Ulrich Beck est signataire de la tribune « Let’s create a bottom-up Europe »5 signée notamment par Jacques Delors, Helmut Schmidt, Jürgen Habermas, Herta Müller, Senta Berger, Richard von Weizsäcker, Imre Kertész et d’autres grands Européens, appelant à « faire l’Europe » (Doing Europe). Selon eux, la démocratie européenne doit « naître par le bas » car ils ont compris qu’il n’existe pas de « peuple européen » mais une « Europe des individus qui doivent encore devenir les souverains d’une démocratie européenne ». Ces personnalités ont appelé à la mise en place d’une « année européenne de volontariat pour tous », estimant que les échanges ne doivent pas être réservés aux étudiants et aux élites, mais à tous, qu’ils soient travailleurs, chômeurs ou retraités, afin qu’ils puissent faire l’expérience de l’Europe en découvrant un autre pays et un autre espace linguistique.
Selon Ulrich Beck, les individus reprochent à l’architecture institutionnelle de l’UE le fait que, lors des élections européennes, les citoyens ne « décident pas vraiment du destin de l’Europe ». Et même si l’élection portait vraiment sur des thèmes européens, il resterait la question du financement de ces politiques européennes, qui « dépendent encore fortement des moyens financiers des États membres ».
1. Ulrich Beck est professeur émérite de sociologie à l’université Ludwig-Maximilians de Munich. Il est notamment l’auteur de La société du risque.
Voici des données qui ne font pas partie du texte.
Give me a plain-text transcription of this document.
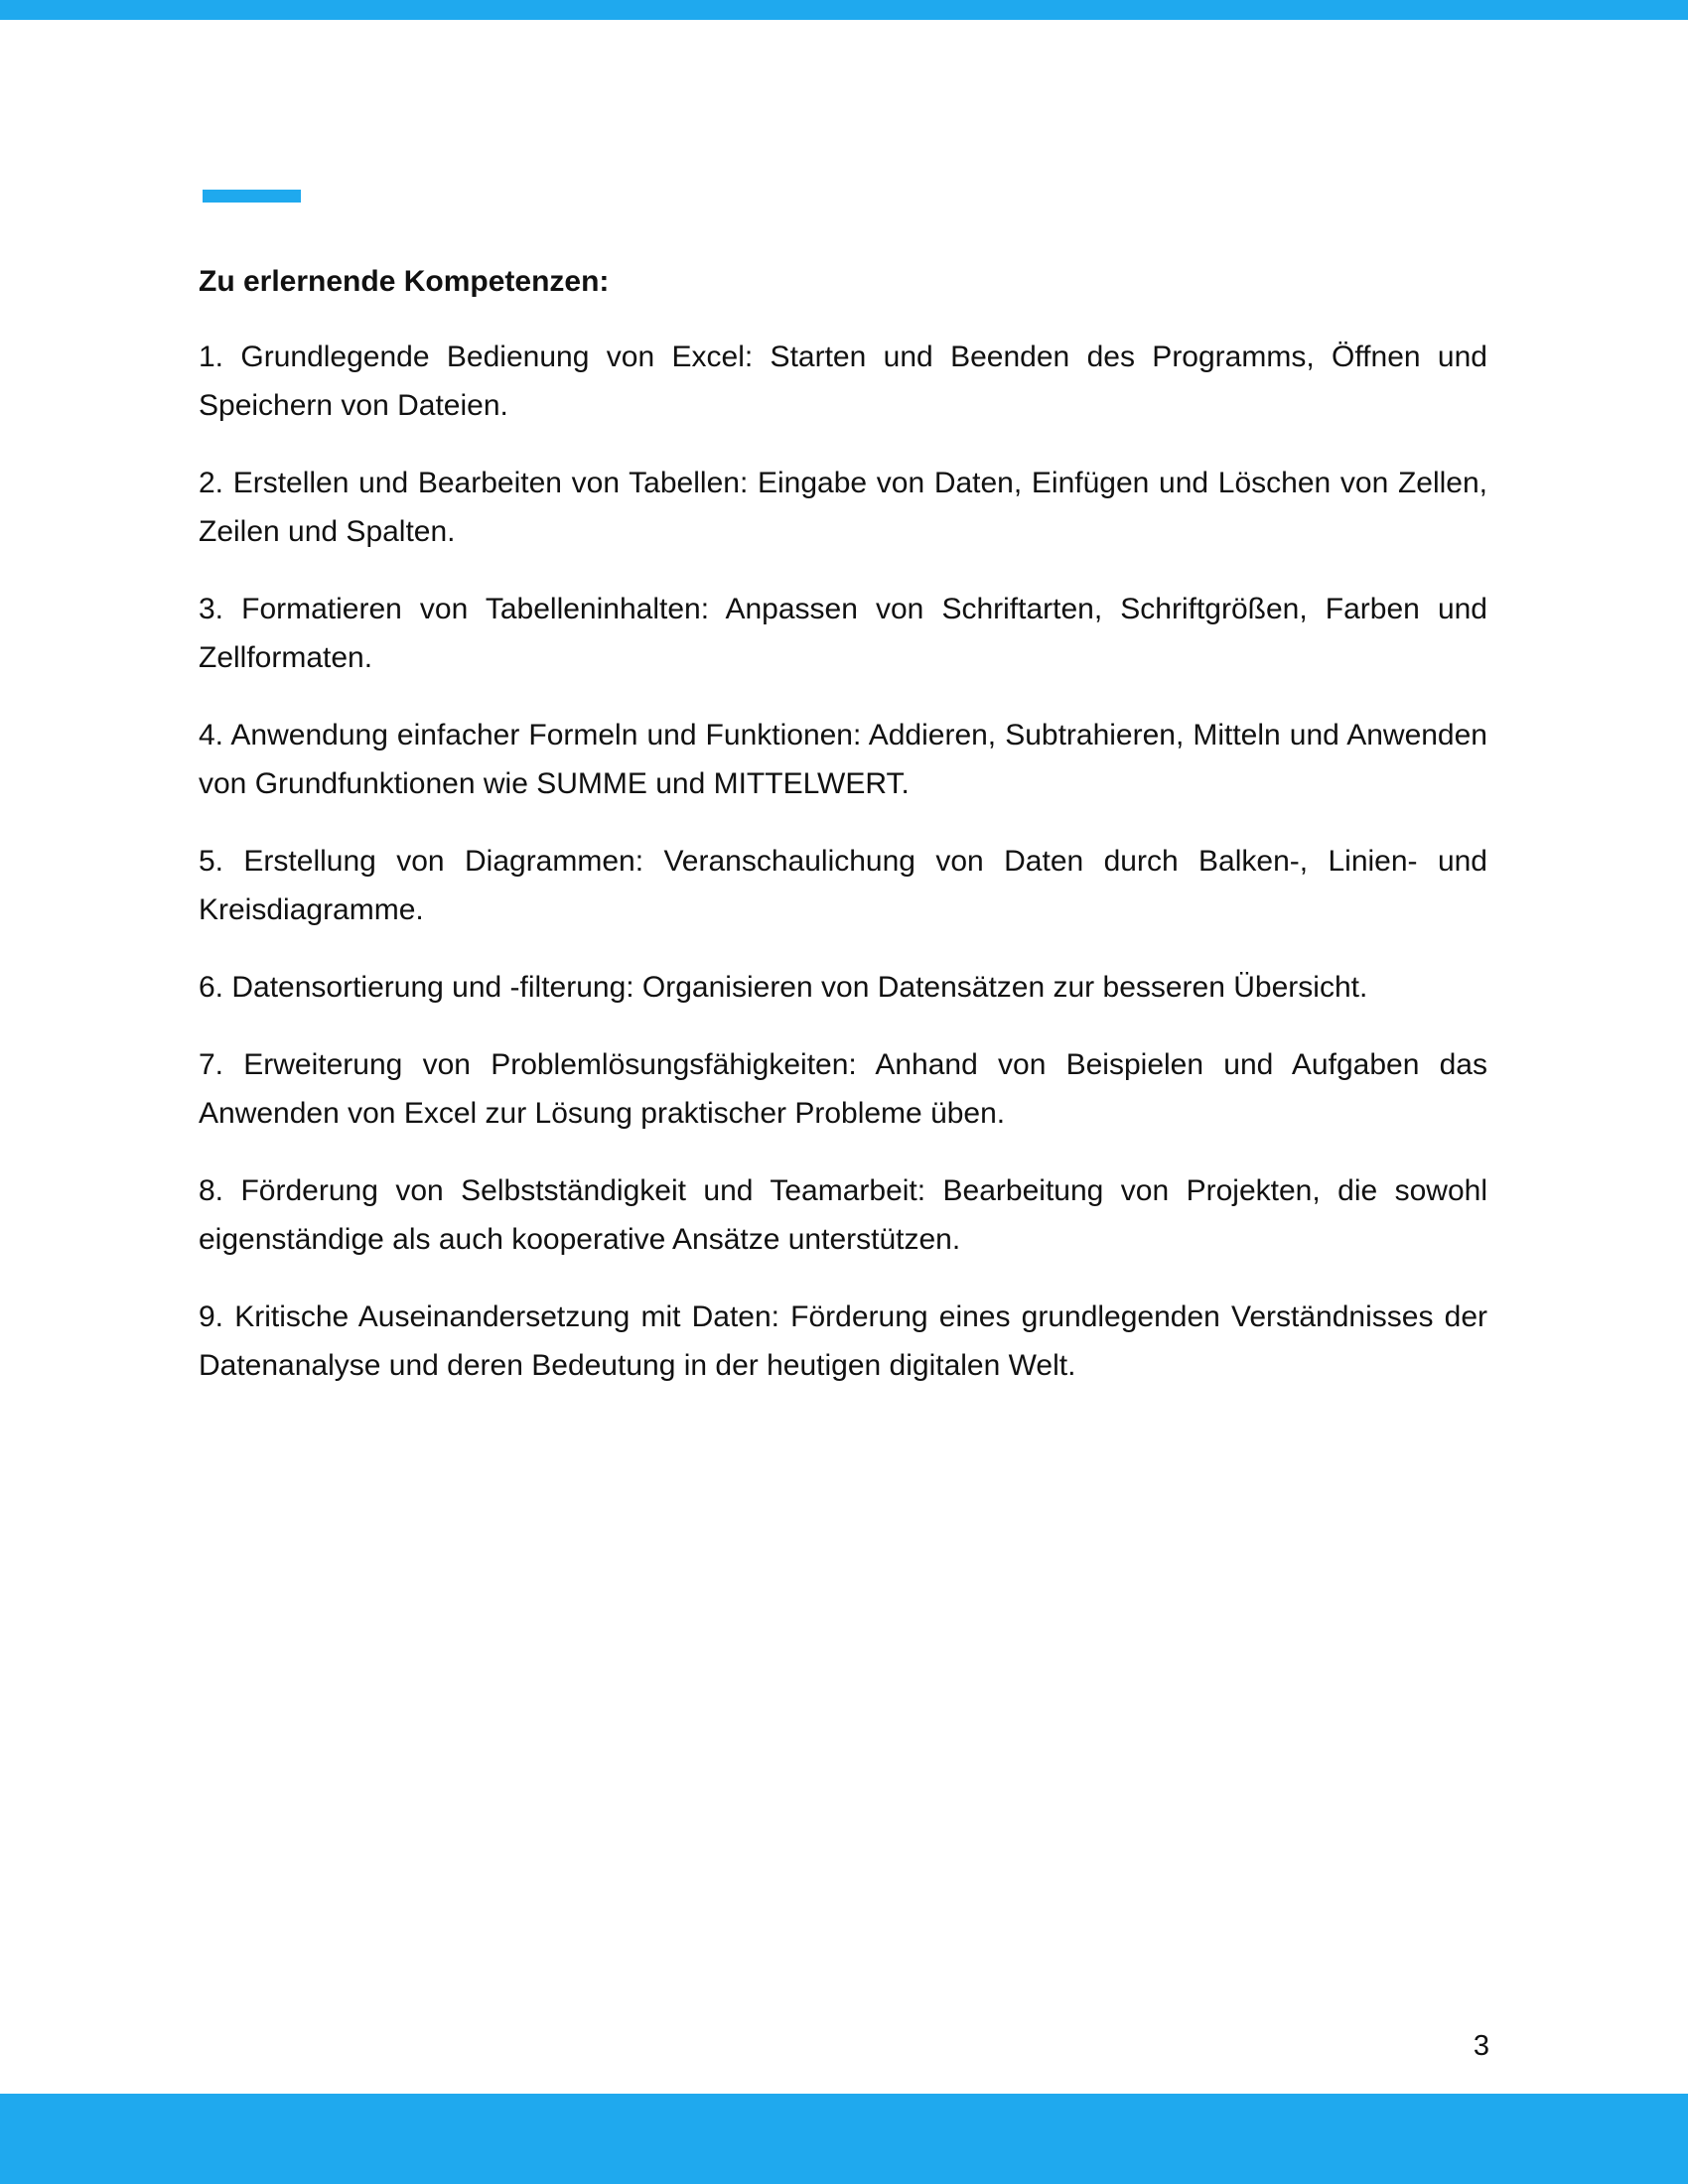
Zu erlernende Kompetenzen:
1. Grundlegende Bedienung von Excel: Starten und Beenden des Programms, Öffnen und Speichern von Dateien.
2. Erstellen und Bearbeiten von Tabellen: Eingabe von Daten, Einfügen und Löschen von Zellen, Zeilen und Spalten.
3. Formatieren von Tabelleninhalten: Anpassen von Schriftarten, Schriftgrößen, Farben und Zellformaten.
4. Anwendung einfacher Formeln und Funktionen: Addieren, Subtrahieren, Mitteln und Anwenden von Grundfunktionen wie SUMME und MITTELWERT.
5. Erstellung von Diagrammen: Veranschaulichung von Daten durch Balken-, Linien- und Kreisdiagramme.
6. Datensortierung und -filterung: Organisieren von Datensätzen zur besseren Übersicht.
7. Erweiterung von Problemlösungsfähigkeiten: Anhand von Beispielen und Aufgaben das Anwenden von Excel zur Lösung praktischer Probleme üben.
8. Förderung von Selbstständigkeit und Teamarbeit: Bearbeitung von Projekten, die sowohl eigenständige als auch kooperative Ansätze unterstützen.
9. Kritische Auseinandersetzung mit Daten: Förderung eines grundlegenden Verständnisses der Datenanalyse und deren Bedeutung in der heutigen digitalen Welt.
3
2. Ulrich Beck, Das deutsche Europa. Neue Machtlandschaften im Zeichen der Krise, Suhrkamp, Berlin, 2012. À paraître en français : Ulrich Beck, Non à l’Europe allemande. Vers un printemps européen, Autrement, Paris, mai 2013. La traduction française n’étant pas disponible au moment de la rédaction de cette synthèse d’ouvrage, les traductions de citations de l’ouvrage sont de l’auteur de cette synthèse ou extraites, pour la partie sur le « modèle Merkiavel » de la traduction du Monde d’un extrait de l’ouvrage d’Ulrich Beck paru initialement dansDer Spiegel.
3. Les opinions exprimées dans l’ouvrage ne sont pas forcément celles de Notre Europe – Institut Jacques Delors.
4. Ulrich Beck, La société du risque. Sur la voie d’une autre modernité, Paris, Éditions Aubier, 2001 (édition originale : Risikogesellschaft, Francfort, Suhrkamp Verlag, 1986).
5. « Let’s create a bottom-up Europe », The Guardian, 3 May 2012. Un manifeste en faveur de cette « année européenne de volontariat pour tous » est également disponible en ligne.